This review discusses the processes that were followed to determine both the normal circulating 25(OH)D levels as well as the dietary recommendations and the inherent flaws surrounding both. This review provides a synopsis of the research leading to the normal levels as well as the research which supports a new, higher recommendation for circulating and dietary vitamin D.
In 1991 normal levels of 25(OH)D were determined by looking at a diverse group of subjects who appeared to be free from disease, based on a Gaussian distribution. This approach to determining a normal level is no longer an acceptable practice. Early studies into vitamin D status identified that individuals with increased sun exposure had higher than “normal” levels. The author recommends that nutritional vitamin D deficiency be defined as <80mnol/L .
The author notes that since naturally occurring dietary vitamin D is rare in our food supply, it is likely that humans evolved to produce vitamin D primarily through cutaneous generation and therefore to determine the normal levels for vitamin D, one needs to look at those who have increased sun exposure. Multiple studies have have demonstrated that a total body minimal erythemic dose of sunlight can provide 10000-20000IU of vitamin D-3 within 24 hours of exposure.

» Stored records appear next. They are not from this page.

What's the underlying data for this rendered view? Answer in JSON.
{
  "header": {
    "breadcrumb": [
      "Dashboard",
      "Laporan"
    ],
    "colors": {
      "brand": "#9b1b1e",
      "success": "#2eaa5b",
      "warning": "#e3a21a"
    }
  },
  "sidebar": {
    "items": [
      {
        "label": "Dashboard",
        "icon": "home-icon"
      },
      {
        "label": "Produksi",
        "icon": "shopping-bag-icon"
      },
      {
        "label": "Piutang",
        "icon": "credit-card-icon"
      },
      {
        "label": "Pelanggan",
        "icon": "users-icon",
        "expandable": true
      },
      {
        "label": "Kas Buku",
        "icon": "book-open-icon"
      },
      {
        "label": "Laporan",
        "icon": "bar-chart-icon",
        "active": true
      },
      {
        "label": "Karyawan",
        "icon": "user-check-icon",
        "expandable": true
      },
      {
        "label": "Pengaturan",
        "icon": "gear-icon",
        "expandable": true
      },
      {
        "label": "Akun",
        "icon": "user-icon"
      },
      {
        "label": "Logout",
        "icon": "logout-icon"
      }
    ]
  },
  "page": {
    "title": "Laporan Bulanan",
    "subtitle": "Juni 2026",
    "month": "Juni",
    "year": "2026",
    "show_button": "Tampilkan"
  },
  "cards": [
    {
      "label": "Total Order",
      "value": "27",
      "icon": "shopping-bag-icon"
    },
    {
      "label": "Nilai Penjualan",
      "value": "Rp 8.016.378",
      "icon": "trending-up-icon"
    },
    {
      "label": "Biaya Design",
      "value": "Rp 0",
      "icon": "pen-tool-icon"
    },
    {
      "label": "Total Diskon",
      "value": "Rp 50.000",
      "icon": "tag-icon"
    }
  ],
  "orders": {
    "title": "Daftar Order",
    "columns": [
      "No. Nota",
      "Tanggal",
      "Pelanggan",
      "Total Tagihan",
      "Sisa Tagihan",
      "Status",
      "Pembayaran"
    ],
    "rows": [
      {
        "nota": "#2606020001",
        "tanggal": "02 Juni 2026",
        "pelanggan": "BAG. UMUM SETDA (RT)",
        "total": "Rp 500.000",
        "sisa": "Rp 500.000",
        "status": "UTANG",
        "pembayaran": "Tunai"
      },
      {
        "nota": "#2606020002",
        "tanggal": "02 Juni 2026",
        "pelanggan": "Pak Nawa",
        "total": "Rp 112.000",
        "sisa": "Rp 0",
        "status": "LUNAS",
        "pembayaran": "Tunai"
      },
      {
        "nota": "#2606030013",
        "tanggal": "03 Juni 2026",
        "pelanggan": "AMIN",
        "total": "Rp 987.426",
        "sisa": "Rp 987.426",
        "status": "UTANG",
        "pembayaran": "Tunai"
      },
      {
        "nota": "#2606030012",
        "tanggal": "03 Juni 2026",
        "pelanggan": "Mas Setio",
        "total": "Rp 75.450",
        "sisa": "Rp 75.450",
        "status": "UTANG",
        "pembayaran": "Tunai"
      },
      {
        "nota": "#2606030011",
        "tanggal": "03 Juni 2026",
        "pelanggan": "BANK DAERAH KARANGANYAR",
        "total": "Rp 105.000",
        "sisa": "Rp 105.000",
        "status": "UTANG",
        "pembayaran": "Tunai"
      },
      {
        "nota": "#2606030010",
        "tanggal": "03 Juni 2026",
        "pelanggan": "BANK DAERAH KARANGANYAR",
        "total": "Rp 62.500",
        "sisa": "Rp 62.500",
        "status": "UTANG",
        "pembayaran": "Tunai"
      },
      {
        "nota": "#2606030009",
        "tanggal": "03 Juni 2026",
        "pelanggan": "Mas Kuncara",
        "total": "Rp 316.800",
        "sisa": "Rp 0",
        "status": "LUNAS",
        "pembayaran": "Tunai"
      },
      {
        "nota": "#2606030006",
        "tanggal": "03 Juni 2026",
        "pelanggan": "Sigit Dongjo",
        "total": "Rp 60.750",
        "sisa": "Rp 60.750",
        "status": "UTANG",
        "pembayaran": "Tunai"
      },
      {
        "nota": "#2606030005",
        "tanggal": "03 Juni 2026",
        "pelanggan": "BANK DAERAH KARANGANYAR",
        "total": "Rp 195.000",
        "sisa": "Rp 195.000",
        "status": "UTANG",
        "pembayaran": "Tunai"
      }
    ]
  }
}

The basis for the 1989 Recommended Daily Allowance (precursor to the RDI) of 400IU for infants and children was that this was approximately the amount found in a teaspoon of cod liver oil which was considered effective in the prevention of rickets. In 1997 the DRI was set at 200IU for persons aged up to 50years. Several subsequent studies have shown this level is insufficient to maintain an acceptable circulating 25(OH)D level. Based on multiple studies, the author concludes that the adult requirement for Vitamin D likely exceeds 2000IU/d.
This article very clearly identifies the flaws in the current DRI’s for vitamin D. Higher values for a normal circulating level of 25(OH)D have already been accepted in the medical and scientific community but the recommendations for dietary vitamin D lag are insufficient to maintain these levels. The vast majority of people do not achieve adequate sunlight for cutaneous generation. Many physicians routinely recommend supplementing vitamin D however these recommendations may not be adequate to achieve a physiological effect.
A report by the Institute of Medicine on the DRIs for Vitamin D and Calcium is expected in November of 2010.
Impact on Practice
Vitamin D deficiency has been identified across the stages of CKD. Although this review does not address chronic kidney disease specifically, a higher DRI for Vitamin D will also apply to those with CKD and assessment of the nutritional adequacy of the renal diet and supplementation will have to take this into account.